Capital Return Programs
All three companies (Apple, Alphabet, and Microsoft) are strong investment holdings due to their robust capital return programs. While their dividend yields of below 1% are modest at best, these companies reward shareholders through substantial share buyback programs.
Apple recently authorized a record-breaking $110 billion stock buyback; the largest in corporate history. Over the past twelve months, Apple has repurchased approximately $96.34 billion in common shares, translating to a buyback yield of 2.68% based on a $3.48 trillion market capitalization. Similarly, Alphabet, after announcing its first-ever dividend of $0.20 per share this year, unveiled a $70 billion share repurchase program. Over the past twelve months, Alphabet has repurchased $63.3 billion worth of shares, resulting in a buyback yield of 3.2% on a $2 trillion market cap.
Microsoft’s share buyback efforts are a little less competitive, with a newly authorized $60 billion share repurchase program. Over the past twelve months, Microsoft repurchased $17.2 billion in shares, translating to a buyback yield of 0.5% based on its recent $3.21 trillion market capitalization.
AI and Cloud Potential
As one of the most significant topics in the tech world, the way Apple, Alphabet, and Microsoft have approached AI is a key pillar of my bullish outlook for their stocks.
Alphabet has embedded AI and machine learning across its products, from Google Search to YouTube, and is well-positioned to drive growth through Google Cloud. Analysts project 11% revenue growth for Alphabet over the next two fiscal years. Microsoft, meanwhile, has solidified its AI leadership through its investment in OpenAI, the company behind ChatGPT, as well as through Azure’s AI services. Competing closely with AWS for cloud dominance, Microsoft is forecast to grow revenue by 14.6% over two years.
Apple’s AI presence is a bit more limited. While the company is rumored to be working on advanced AI projects, possibly integrating AI deeper into Siri and its ecosystem, its AI efforts remain less prominent compared to peers. This may explain Apple’s more modest revenue growth forecast, with analysts predicting only a 2.1% top-line increase over the next two fiscal years.
Wall Street Consensus
My bullish views on Apple, Alphabet, and Microsoft align with the majority of Wall Street analysts. Apple, for example, has a consensus Moderate Buy rating based on 33 analysts, with 23 rating it a Buy, nine a Hold, and only one a Sell. The average AAPL price target of $248.89 suggests about 10% potential upside.

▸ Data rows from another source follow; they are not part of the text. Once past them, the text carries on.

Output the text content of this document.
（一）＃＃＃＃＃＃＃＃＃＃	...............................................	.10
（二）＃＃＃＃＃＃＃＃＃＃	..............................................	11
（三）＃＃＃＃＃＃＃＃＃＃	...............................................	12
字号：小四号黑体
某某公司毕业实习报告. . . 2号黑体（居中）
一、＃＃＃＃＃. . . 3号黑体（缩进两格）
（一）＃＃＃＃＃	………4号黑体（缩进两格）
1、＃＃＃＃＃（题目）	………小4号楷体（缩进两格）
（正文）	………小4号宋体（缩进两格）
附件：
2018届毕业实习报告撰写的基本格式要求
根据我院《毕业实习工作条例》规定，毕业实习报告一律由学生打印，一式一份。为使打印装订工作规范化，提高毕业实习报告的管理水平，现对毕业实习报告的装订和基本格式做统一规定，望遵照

Alphabet is viewed even more favorably, carrying a Strong Buy rating from 36 analysts, 27 of whom recommend a Buy, while nine recommend a Hold. Its average price target of $201.94 implies a ~25% potential upside.
Microsoft also has a Strong Buy rating according to the consensus, with 28 of 30 analysts rating it a Buy, and the remaining two rating it a Hold. The average price target of $501.15 points to more than 15% potential upside.
In Conclusion, Alphabet Looks Like The Best Name
In conclusion, while Apple, Alphabet, and Microsoft are all strong long-term investments with dominant positions in their respective sectors, if I had to favor one investment right now it would be GOOGL stock. Alphabet’s strong growth, robust capital returns, and more attractive relative valuation give it a slight edge at this juncture.